Le pied se pose toujours au bon endroit, celui du nouveau pas, du bon passage, du passé au présent. Il se pose à la bonne place. Il tient son rôle. Il le connaît par cœur depuis le temps. Le pied connaît la leçon. Il connaît la chanson depuis qu’il a deux ans. La mélodie n’a pas changé. Il faut dérouler. Il faut chanter le déséquilibre provoqué, l’art de se rattraper, la maîtrise des orteils, l’assurance du talon. Le pied connait bien la marche à suivre.
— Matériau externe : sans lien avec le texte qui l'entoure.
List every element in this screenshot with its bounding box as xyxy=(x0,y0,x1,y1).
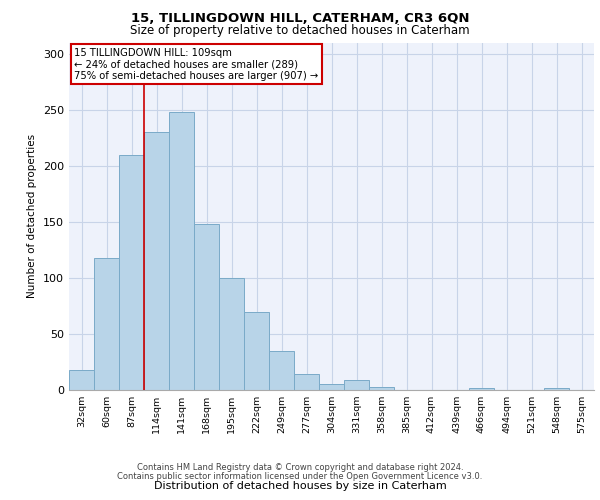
Bar xyxy=(294,374,319,390)
Text: 15 TILLINGDOWN HILL: 109sqm
← 24% of detached houses are smaller (289)
75% of se: 15 TILLINGDOWN HILL: 109sqm ← 24% of det… xyxy=(74,48,319,81)
Bar xyxy=(319,384,344,390)
Bar xyxy=(244,312,269,390)
Bar xyxy=(169,112,194,390)
Bar xyxy=(119,154,144,390)
Bar xyxy=(344,380,369,390)
Text: Contains public sector information licensed under the Open Government Licence v3: Contains public sector information licen… xyxy=(118,472,482,481)
Bar xyxy=(469,388,494,390)
Bar xyxy=(369,386,394,390)
Bar xyxy=(94,258,119,390)
Bar xyxy=(144,132,169,390)
Text: 15, TILLINGDOWN HILL, CATERHAM, CR3 6QN: 15, TILLINGDOWN HILL, CATERHAM, CR3 6QN xyxy=(131,12,469,26)
Bar xyxy=(69,370,94,390)
Bar xyxy=(194,224,219,390)
Text: Distribution of detached houses by size in Caterham: Distribution of detached houses by size … xyxy=(154,481,446,491)
Y-axis label: Number of detached properties: Number of detached properties xyxy=(28,134,37,298)
Text: Size of property relative to detached houses in Caterham: Size of property relative to detached ho… xyxy=(130,24,470,37)
Bar xyxy=(219,278,244,390)
Bar xyxy=(269,351,294,390)
Text: Contains HM Land Registry data © Crown copyright and database right 2024.: Contains HM Land Registry data © Crown c… xyxy=(137,464,463,472)
Bar xyxy=(544,388,569,390)
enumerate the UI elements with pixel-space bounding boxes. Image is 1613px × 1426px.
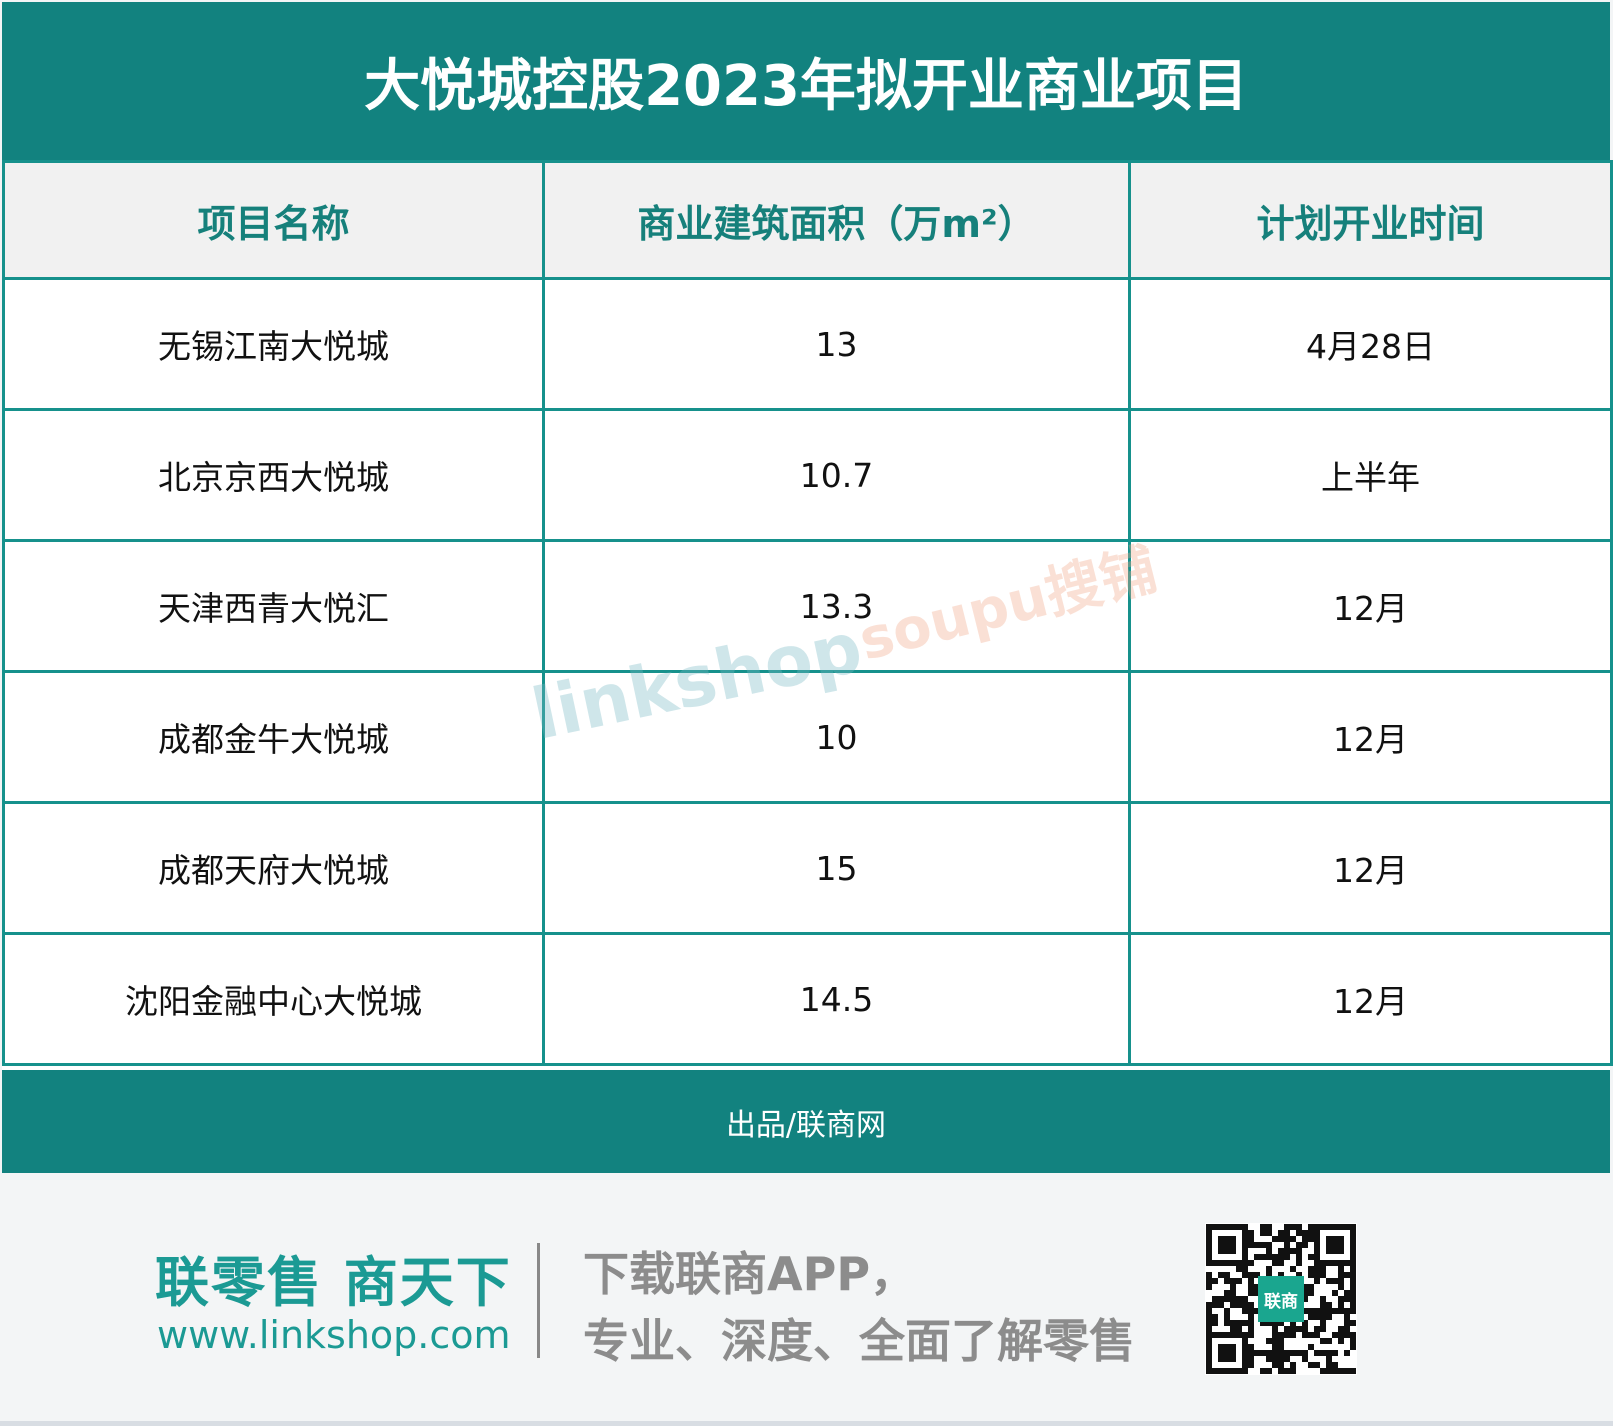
cell-project-name: 成都天府大悦城 <box>2 801 545 935</box>
table-row: 北京京西大悦城 10.7 上半年 <box>2 408 1613 542</box>
cell-project-name: 北京京西大悦城 <box>2 408 545 542</box>
cell-open-time: 12月 <box>1128 539 1613 673</box>
table-row: 无锡江南大悦城 13 4月28日 <box>2 277 1613 411</box>
cell-area: 10.7 <box>542 408 1131 542</box>
divider <box>537 1243 540 1358</box>
table-row: 成都金牛大悦城 10 12月 <box>2 670 1613 804</box>
cell-open-time: 上半年 <box>1128 408 1613 542</box>
cell-area: 14.5 <box>542 932 1131 1066</box>
table-row: 天津西青大悦汇 13.3 12月 <box>2 539 1613 673</box>
table-header-row: 项目名称 商业建筑面积（万m²） 计划开业时间 <box>2 160 1613 280</box>
website-link[interactable]: www.linkshop.com <box>157 1313 511 1357</box>
table-card: 大悦城控股2023年拟开业商业项目 项目名称 商业建筑面积（万m²） 计划开业时… <box>2 2 1613 1173</box>
header-area: 商业建筑面积（万m²） <box>542 160 1131 280</box>
promo-banner: 联零售 商天下 www.linkshop.com 下载联商APP， 专业、深度、… <box>0 1173 1613 1426</box>
download-text: 下载联商APP， <box>583 1247 917 1301</box>
cell-area: 10 <box>542 670 1131 804</box>
table-row: 沈阳金融中心大悦城 14.5 12月 <box>2 932 1613 1066</box>
cell-area: 13 <box>542 277 1131 411</box>
page-title: 大悦城控股2023年拟开业商业项目 <box>2 2 1610 160</box>
slogan: 联零售 商天下 <box>155 1251 512 1314</box>
cell-project-name: 沈阳金融中心大悦城 <box>2 932 545 1066</box>
cell-area: 13.3 <box>542 539 1131 673</box>
cell-project-name: 天津西青大悦汇 <box>2 539 545 673</box>
projects-table: 项目名称 商业建筑面积（万m²） 计划开业时间 无锡江南大悦城 13 4月28日 北京… <box>2 160 1613 1066</box>
bottom-border <box>0 1421 1613 1426</box>
qr-logo: 联商 <box>1258 1276 1304 1322</box>
cell-open-time: 12月 <box>1128 670 1613 804</box>
header-project-name: 项目名称 <box>2 160 545 280</box>
cell-area: 15 <box>542 801 1131 935</box>
credit-footer: 出品/联商网 <box>2 1070 1610 1173</box>
cell-project-name: 成都金牛大悦城 <box>2 670 545 804</box>
cell-project-name: 无锡江南大悦城 <box>2 277 545 411</box>
header-open-time: 计划开业时间 <box>1128 160 1613 280</box>
cell-open-time: 12月 <box>1128 801 1613 935</box>
table-row: 成都天府大悦城 15 12月 <box>2 801 1613 935</box>
tagline-text: 专业、深度、全面了解零售 <box>583 1314 1135 1368</box>
qr-code: 联商 <box>1205 1223 1357 1375</box>
cell-open-time: 4月28日 <box>1128 277 1613 411</box>
cell-open-time: 12月 <box>1128 932 1613 1066</box>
Parfois, le pied aurait besoin d’une béquille, d’une semelle orthopédique pour réparer l’incertitude du pas. Le pied qui hésite renvoie à quelque chose d’ancien, quelque chose d’enfance. Le pied hésite à passer le cap, à passer le pas. Il hésite à s’aventurer. Il a sans doute peur de l’incertain, de l’à peu près. Le pied n’aime pas les surprises, ni les entorses. Il suppose qu’il peut rester encore un peu immobile avant de se poser plus loin. Il s’imagine que le chemin peut venir à lui. Le pied change d’avis en fonction de l’aspect de la route. Il a besoin d’un minimum de confort, d’un peu de confiance. Il a besoin d’assise et de stabilité, il a besoin de prendre une grande inspiration avant d’avancer.
Le pied n’avance pas masqué, il se pose franchement, bien à plat, ventre à terre. Finalement, il faut se jeter à l’eau sinon on fait du sur place.
©Perle Vallens

Ta bouche n’est pas vraiment une bouche. C’est à la fois une porte, une serrure et une clé. C’est une entrée et une sortie. C’est une route secondaire. C’est une aire d’autoroute.
C’est une paire de ciseaux. Ce qui coupe et ce qui est coupé. Ce qui mord et ce qui est mordu. Ce qui mâche, ce qui est mâché. C’est une arme à double tranchant.
Ta bouche, c’est un radiateur pour les hivers trop longs. C’est la braise et la cheminée, la chaleur du corps, le feu qui circule à l’intérieur, qui couve dans la trachée, qui tranche le froid au couteau.
La morsure de l’air se travaille mâchoire dégagée, ouverte sur l’inconnu. L’incision fait couler ce qui reste de vie entre les dents. Desserre, ouvre, dévore. Les bouches entravées ne sont bonnes qu’au silence.